F5 – Congenital Factor V Deficiency

Congenital factor V deficiency, also known as parahaemophilia, is a rare autosomal recessive coagulopathy affecting approximately 1 in 1,000,000 individuals (PMID:23881482; PMID:40421928). Affected patients present in early childhood with mucocutaneous bleeding, menorrhagia, or life-threatening hemorrhage, often discovered upon surgical hemostatic challenges. Laboratory evaluation shows markedly prolonged prothrombin time (PT) and activated partial thromboplastin time (aPTT) that corrects on mixing studies. Plasma factor V activity and antigen levels span undetectable to 48% of normal in a cohort of 45 patients from the Chinese National Haemophilia Registry (PMID:40421928). The disorder exhibits variable clinical expressivity, with poor genotype-phenotype correlation necessitating molecular diagnosis. Fresh frozen plasma remains the mainstay of treatment.

F5-related deficiency follows autosomal recessive inheritance, with homozygous or compound heterozygous variants in the F5 gene (PMID:32000417). Clinically significant bleeding is observed when FV activity falls below 10%, whereas heterozygous carriers are asymptomatic or have mild prolongation of clotting times. In Indian and African American patients, multiple novel small deletions and splice site mutations have been identified, emphasizing ethnic heterogeneity (PMID:17145618; PMID:33769317). Twin studies demonstrate concordant phenotypes in siblings inheriting distinct paternal and maternal missense variants (PMID:34387626). Carrier testing in parents reveals 50% FV activity in heterozygous individuals without bleeding tendencies. Genetic counselling is essential for at-risk families.

Genetic evidence comprises over 65 unrelated probands harboring diverse variant classes, including missense, frameshift, nonsense, and splice site mutations (PMID:40421928; PMID:17145618). For example, the frameshift variant c.2426del (p.Pro809HisfsTer2) has been reported in a 52-year-old patient with 7% FV activity (PMID:32000417). Additional alleles include c.2439del (p.Ile814LeufsTer23) in a 13-year-old patient misdiagnosed as an abscess (PMID:39560563). Recurrent founder variants in Chinese and Indian cohorts further define population-specific alleles (PMID:31789663; PMID:17145618). The broad variant spectrum solidifies the strong genetic evidence for F5 in this disorder.

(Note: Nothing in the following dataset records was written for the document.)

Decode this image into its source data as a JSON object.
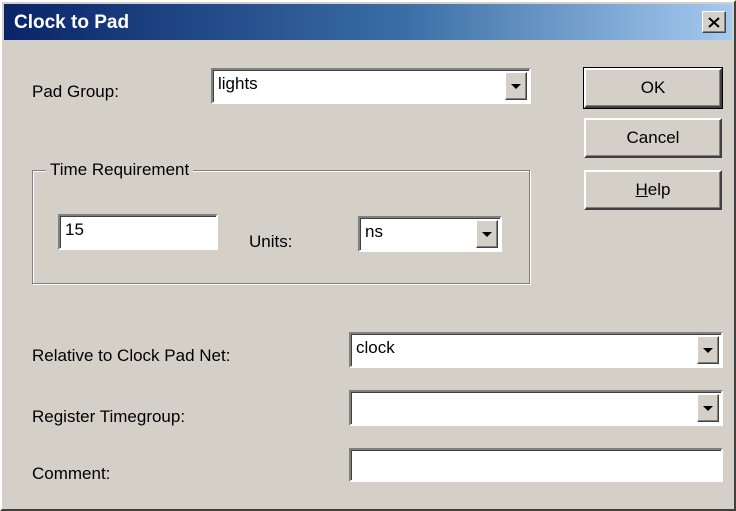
{
  "window": {
    "title": "Clock to Pad"
  },
  "pad_group": {
    "label": "Pad Group:",
    "value": "lights"
  },
  "time_requirement": {
    "group_label": "Time Requirement",
    "value": "15",
    "units_label": "Units:",
    "units_value": "ns"
  },
  "relative_clock": {
    "label": "Relative to Clock Pad Net:",
    "value": "clock"
  },
  "register_timegroup": {
    "label": "Register Timegroup:",
    "value": ""
  },
  "comment": {
    "label": "Comment:",
    "value": ""
  },
  "buttons": {
    "ok": "OK",
    "cancel": "Cancel",
    "help_mnemonic": "H",
    "help_rest": "elp"
  },
  "icons": {
    "close": "close-icon",
    "dropdown": "chevron-down-icon"
  },
  "colors": {
    "face": "#d4d0c8",
    "title_start": "#0a246a",
    "title_end": "#a6caf0",
    "field": "#ffffff"
  }
}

Segregation analyses in at least 15 families demonstrate co-segregation of biallelic F5 variants with FV deficiency in 19 affected relatives (PMID:34387626; PMID:9576178). In the British family with a 4 bp deletion, the homozygous child exhibited undetectable FV levels, while both parents were asymptomatic heterozygotes (PMID:9576178). The twin study confirmed compound heterozygosity with paternal c.5113A>C (p.Ser1705Arg) and maternal c.4949C>T (p.Ala1650Val) variants in both siblings (PMID:34387626). Multicenter cohorts consistently show autosomal recessive segregation patterns. Overall, genetic data meet the ClinGen strong tier and reach the maximum genetic scoring cap.

Functional studies elucidate haploinsufficiency as the primary disease mechanism. The His147Arg missense mutation in the A1 domain was shown to disrupt FVa stability and reduce cofactor activity to 63.5% upon in vitro expression in COS-1 cells, despite normal antigen levels (PMID:24787990). Splice site mutation c.6529-1G>T abolishes canonical acceptor site usage, leading to truncated transcript and correlating with 3% FV activity (PMID:33769317). Nonsense variants, such as p.Gln2031Ter, produce unstable proteins with reduced secretion in expression assays (PMID:24675695). Frameshift alleles like c.3924_3927del (p.Ser1308fs) result in premature stop codons and undetectable heavy chains in patient plasma (PMID:9576178). These concordant functional data provide moderate experimental support for variant pathogenicity.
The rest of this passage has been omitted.